Family, and the competitive fire that still burns strong. Walby had intended to retire after the London 2012 Paralympics, but his 7th-place finish in the unlimited weight class left him unsatisfied.

“I knew if I wanted to continue to give Rio a shot, I couldn’t do it as a heavyweight,” explains Walby, who was one of the smaller competitors in the men’s 100 kg+ category. “I was carrying around more weight than my body can hold to begin with, and I was getting older.

“So I sat down with my wife and we decided that if I were to continue, I would have to do it in a different weight class. So we started planning for that, and within two months I was down two weight classes and down 80 pounds.”

Walby has been in the sport of judo since he was seven years old, and was on the national able-bodied judo team for 16 years. He’d first contemplated an end to his competitive career when he won his 12th national medal in 2008, but then the door to para-judo opened since his vision had deteriorated significantly in his 30s due to cone dystrophy.

He is also a judo coach at Takahashi Martial Arts who has trained high-performance athletes and Olympians. Walby – one of two Rio 2016 Canadian judokas alongside Priscilla Gagne, who was based in Ottawa for a few years before joining the national team’s center in Montreal – says these will indeed be his last Paralympics.

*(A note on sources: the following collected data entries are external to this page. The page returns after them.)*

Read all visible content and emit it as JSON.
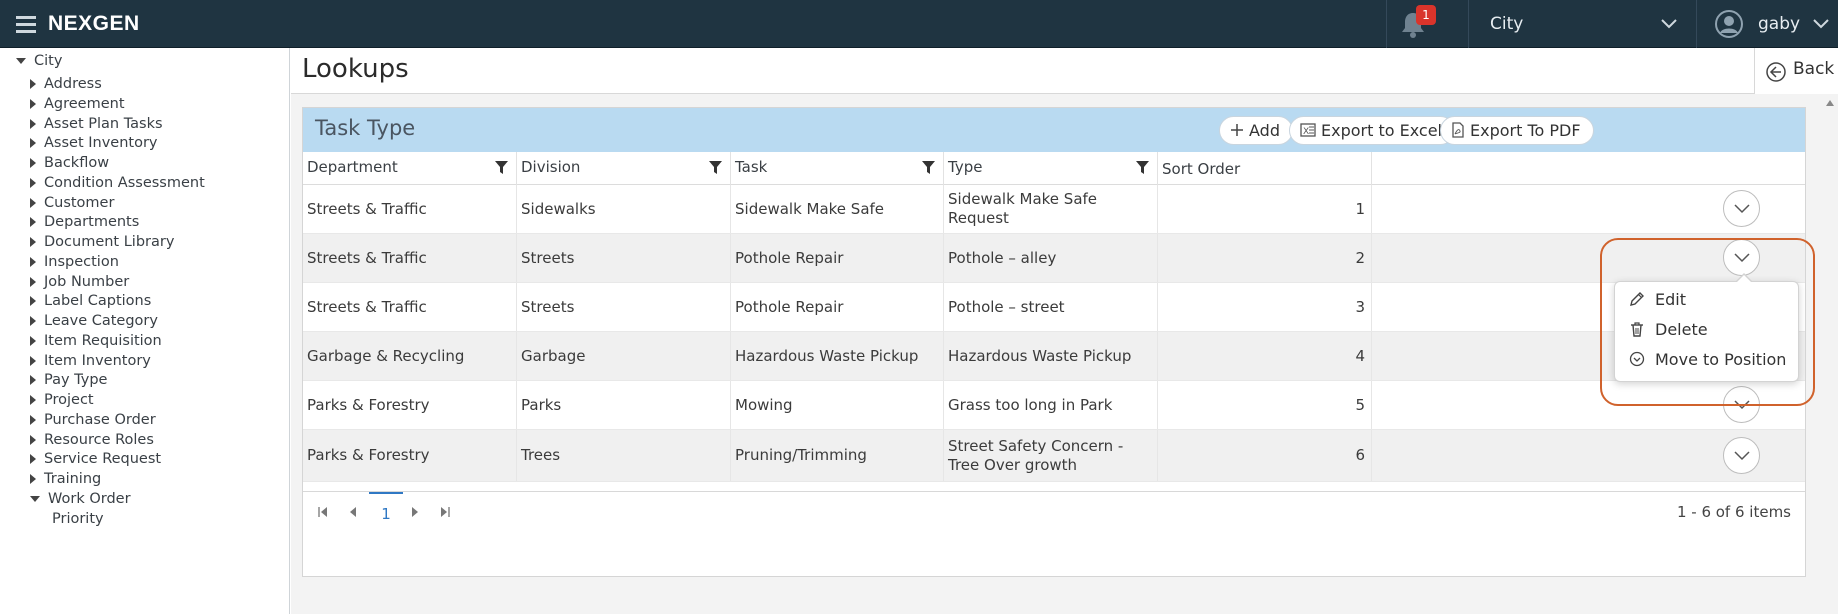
{
  "header": {
    "app_name": "NEXGEN",
    "notification_count": "1",
    "city_select_value": "City",
    "user_name": "gaby"
  },
  "sidebar": {
    "root_label": "City",
    "items": [
      {
        "label": "Address",
        "expanded": false
      },
      {
        "label": "Agreement",
        "expanded": false
      },
      {
        "label": "Asset Plan Tasks",
        "expanded": false
      },
      {
        "label": "Asset Inventory",
        "expanded": false
      },
      {
        "label": "Backflow",
        "expanded": false
      },
      {
        "label": "Condition Assessment",
        "expanded": false
      },
      {
        "label": "Customer",
        "expanded": false
      },
      {
        "label": "Departments",
        "expanded": false
      },
      {
        "label": "Document Library",
        "expanded": false
      },
      {
        "label": "Inspection",
        "expanded": false
      },
      {
        "label": "Job Number",
        "expanded": false
      },
      {
        "label": "Label Captions",
        "expanded": false
      },
      {
        "label": "Leave Category",
        "expanded": false
      },
      {
        "label": "Item Requisition",
        "expanded": false
      },
      {
        "label": "Item Inventory",
        "expanded": false
      },
      {
        "label": "Pay Type",
        "expanded": false
      },
      {
        "label": "Project",
        "expanded": false
      },
      {
        "label": "Purchase Order",
        "expanded": false
      },
      {
        "label": "Resource Roles",
        "expanded": false
      },
      {
        "label": "Service Request",
        "expanded": false
      },
      {
        "label": "Training",
        "expanded": false
      },
      {
        "label": "Work Order",
        "expanded": true
      }
    ],
    "child_items": [
      "Priority"
    ]
  },
  "page": {
    "title": "Lookups",
    "back_label": "Back"
  },
  "grid": {
    "title": "Task Type",
    "add_label": "Add",
    "export_excel_label": "Export to Excel",
    "export_pdf_label": "Export To PDF",
    "columns": [
      "Department",
      "Division",
      "Task",
      "Type",
      "Sort Order"
    ],
    "rows": [
      {
        "department": "Streets & Traffic",
        "division": "Sidewalks",
        "task": "Sidewalk Make Safe",
        "type": "Sidewalk Make Safe Request",
        "sort_order": "1"
      },
      {
        "department": "Streets & Traffic",
        "division": "Streets",
        "task": "Pothole Repair",
        "type": "Pothole – alley",
        "sort_order": "2"
      },
      {
        "department": "Streets & Traffic",
        "division": "Streets",
        "task": "Pothole Repair",
        "type": "Pothole – street",
        "sort_order": "3"
      },
      {
        "department": "Garbage & Recycling",
        "division": "Garbage",
        "task": "Hazardous Waste Pickup",
        "type": "Hazardous Waste Pickup",
        "sort_order": "4"
      },
      {
        "department": "Parks & Forestry",
        "division": "Parks",
        "task": "Mowing",
        "type": "Grass too long in Park",
        "sort_order": "5"
      },
      {
        "department": "Parks & Forestry",
        "division": "Trees",
        "task": "Pruning/Trimming",
        "type": "Street Safety Concern - Tree Over growth",
        "sort_order": "6"
      }
    ],
    "pager": {
      "current_page": "1",
      "info": "1 - 6 of 6 items"
    }
  },
  "row_menu": {
    "items": [
      {
        "label": "Edit",
        "icon": "pencil-icon"
      },
      {
        "label": "Delete",
        "icon": "trash-icon"
      },
      {
        "label": "Move to Position",
        "icon": "circle-chevron-down-icon"
      }
    ]
  },
  "colors": {
    "topbar": "#1f3441",
    "toolbar": "#b9daf1",
    "accent": "#2f78c4",
    "highlight": "#d0622c",
    "badge": "#d9342b"
  }
}
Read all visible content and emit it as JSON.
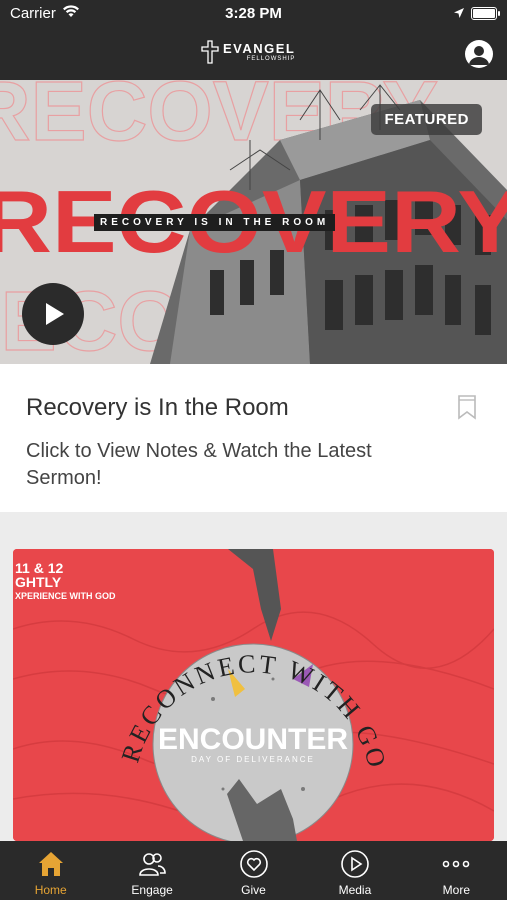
{
  "status_bar": {
    "carrier": "Carrier",
    "time": "3:28 PM"
  },
  "header": {
    "logo_name": "EVANGEL",
    "logo_sub": "FELLOWSHIP"
  },
  "featured": {
    "badge": "FEATURED",
    "big_word": "RECOVERY",
    "strap_text": "RECOVERY IS IN THE ROOM",
    "title": "Recovery is In the Room",
    "description": "Click to View Notes & Watch the Latest Sermon!"
  },
  "promo": {
    "dates_line1": "11 & 12",
    "dates_line2": "GHTLY",
    "dates_line3": "XPERIENCE WITH GOD",
    "circle_text": "RECONNECT WITH GOD",
    "encounter_title": "ENCOUNTER",
    "encounter_sub": "DAY OF DELIVERANCE"
  },
  "tabs": [
    {
      "label": "Home",
      "icon": "home-icon",
      "active": true
    },
    {
      "label": "Engage",
      "icon": "people-icon",
      "active": false
    },
    {
      "label": "Give",
      "icon": "heart-icon",
      "active": false
    },
    {
      "label": "Media",
      "icon": "play-circle-icon",
      "active": false
    },
    {
      "label": "More",
      "icon": "more-dots-icon",
      "active": false
    }
  ],
  "colors": {
    "accent": "#e6a434",
    "bar": "#2a2a2a",
    "promo_red": "#e8474b",
    "hero_red": "#e23c40"
  }
}
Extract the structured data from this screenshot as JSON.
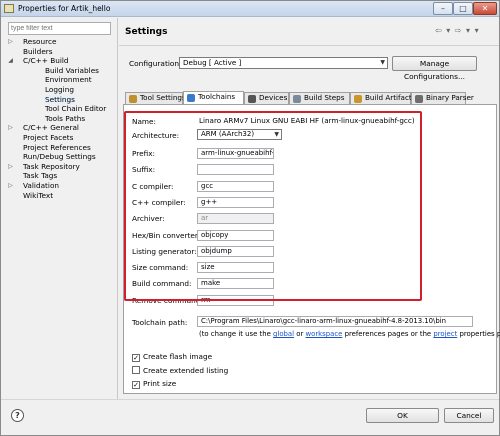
{
  "window": {
    "title": "Properties for Artik_hello",
    "min": "–",
    "max": "□",
    "close": "✕"
  },
  "filter": {
    "placeholder": "type filter text"
  },
  "tree": [
    {
      "label": "Resource",
      "arrow": "▷"
    },
    {
      "label": "Builders",
      "arrow": ""
    },
    {
      "label": "C/C++ Build",
      "arrow": "◢"
    },
    {
      "label": "Build Variables",
      "arrow": ""
    },
    {
      "label": "Environment",
      "arrow": ""
    },
    {
      "label": "Logging",
      "arrow": ""
    },
    {
      "label": "Settings",
      "arrow": ""
    },
    {
      "label": "Tool Chain Editor",
      "arrow": ""
    },
    {
      "label": "Tools Paths",
      "arrow": ""
    },
    {
      "label": "C/C++ General",
      "arrow": "▷"
    },
    {
      "label": "Project Facets",
      "arrow": ""
    },
    {
      "label": "Project References",
      "arrow": ""
    },
    {
      "label": "Run/Debug Settings",
      "arrow": ""
    },
    {
      "label": "Task Repository",
      "arrow": "▷"
    },
    {
      "label": "Task Tags",
      "arrow": ""
    },
    {
      "label": "Validation",
      "arrow": "▷"
    },
    {
      "label": "WikiText",
      "arrow": ""
    }
  ],
  "header": {
    "title": "Settings",
    "nav": "⇦ ▾ ⇨ ▾ ▾"
  },
  "configuration": {
    "label": "Configuration:",
    "value": "Debug  [ Active ]",
    "manage": "Manage Configurations..."
  },
  "tabs": [
    {
      "label": "Tool Settings",
      "color": "#c0902f"
    },
    {
      "label": "Toolchains",
      "color": "#3a7bc8"
    },
    {
      "label": "Devices",
      "color": "#555555"
    },
    {
      "label": "Build Steps",
      "color": "#7a8a9a"
    },
    {
      "label": "Build Artifact",
      "color": "#c8962a"
    },
    {
      "label": "Binary Parser",
      "color": "#6d6d6d"
    }
  ],
  "form": {
    "name_label": "Name:",
    "name_value": "Linaro ARMv7 Linux GNU EABI HF (arm-linux-gnueabihf-gcc)",
    "arch_label": "Architecture:",
    "arch_value": "ARM (AArch32)",
    "fields": [
      {
        "label": "Prefix:",
        "value": "arm-linux-gnueabihf-",
        "disabled": false
      },
      {
        "label": "Suffix:",
        "value": "",
        "disabled": false
      },
      {
        "label": "C compiler:",
        "value": "gcc",
        "disabled": false
      },
      {
        "label": "C++ compiler:",
        "value": "g++",
        "disabled": false
      },
      {
        "label": "Archiver:",
        "value": "ar",
        "disabled": true
      },
      {
        "label": "Hex/Bin converter:",
        "value": "objcopy",
        "disabled": false
      },
      {
        "label": "Listing generator:",
        "value": "objdump",
        "disabled": false
      },
      {
        "label": "Size command:",
        "value": "size",
        "disabled": false
      },
      {
        "label": "Build command:",
        "value": "make",
        "disabled": false
      },
      {
        "label": "Remove command:",
        "value": "rm",
        "disabled": false
      }
    ]
  },
  "toolchain": {
    "label": "Toolchain path:",
    "value": "C:\\Program Files\\Linaro\\gcc-linaro-arm-linux-gnueabihf-4.8-2013.10\\bin",
    "note_pre": "(to change it use the ",
    "link_global": "global",
    "note_or": " or ",
    "link_workspace": "workspace",
    "note_mid": " preferences pages or the ",
    "link_project": "project",
    "note_post": " properties pa"
  },
  "checkboxes": [
    {
      "label": "Create flash image",
      "checked": true
    },
    {
      "label": "Create extended listing",
      "checked": false
    },
    {
      "label": "Print size",
      "checked": true
    }
  ],
  "buttons": {
    "ok": "OK",
    "cancel": "Cancel",
    "help": "?"
  },
  "colors": {
    "highlight": "#d11f2e",
    "link": "#1a55c9",
    "titlebar": "#c5d5ea"
  }
}
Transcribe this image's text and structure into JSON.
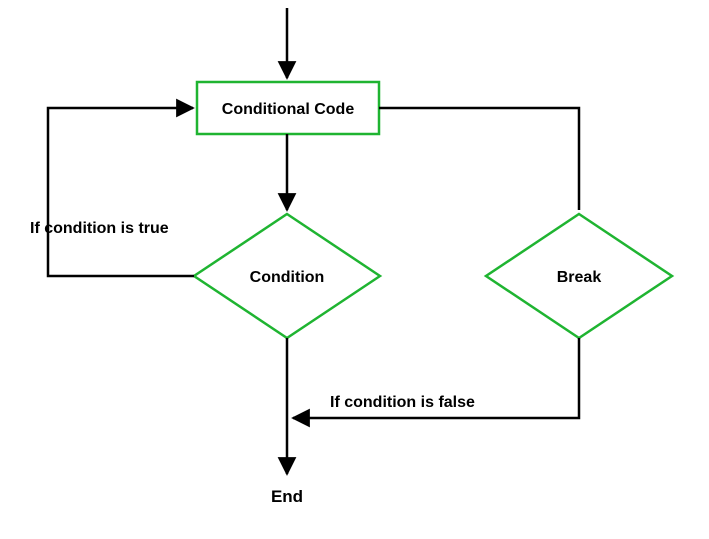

The bronze medallist from 2016 World Cup events in Germany and Brazil plans to continue coaching after the Games, but first his goal is to come home with a Paralympic medal.

“I’ve spent the last three years fighting in this weight class to qualify for the Games,” notes the men’s 90 kg competitor who’s faced all but one athlete entered for Rio. “I feel my chances are good as long as I go in there with the confidence that I know I can do it, and just have the day of my life.”

Walby says that five years ago his motivation was to win, but that has since changed.

“Now, my big motivation is actually my children,” underlines the father of two. “I want them to see me succeed, so if they see me succeed, they know and believe they can succeed.”

Amongst a healthy Walby family cheering section will be his four-year-old daughter and a two-year-old son. One of Walby’s favorite memories was seeing his daughter – at the time only four months old – in the stands at London 2012.

“My wife has been so supportive the last six years, since I’ve come back on the national circuit,” adds Walby, a computer engineer for Correction Services Canada. “She’s had to make some tremendous sacrifices, and especially in the last four and a half years with kids and that.

“I’m off at training every night, she has to be the one to put them to bed, the one to carry most of the load. And because I’m visually impaired, I can’t drive, so she’s also the taxi driver; she drives me to training every night. Without her I couldn’t be on this journey.”

Sunday mornings are a favorite time for Walby because he gets to spend time with his family while doing judo. His children put on little judo gees, run around and follow some of his group’s conditioning warmup.

“That 20 minutes of the week is actually the part that refuels me for the week,” Walby signals. “I just fall in love with the sport all over again, every Sunday morning that I’m on the mat with my kids.”

Advice for young athletes aspiring to reach the Games:

“Never give up. I’m 43, going to my second Games. And I’ve had a 20-year career on the national team, I’ve had times when I was down, times when I was up. Persistence. Never give up, keep pushing. If you want it bad enough, it’s going to happen.”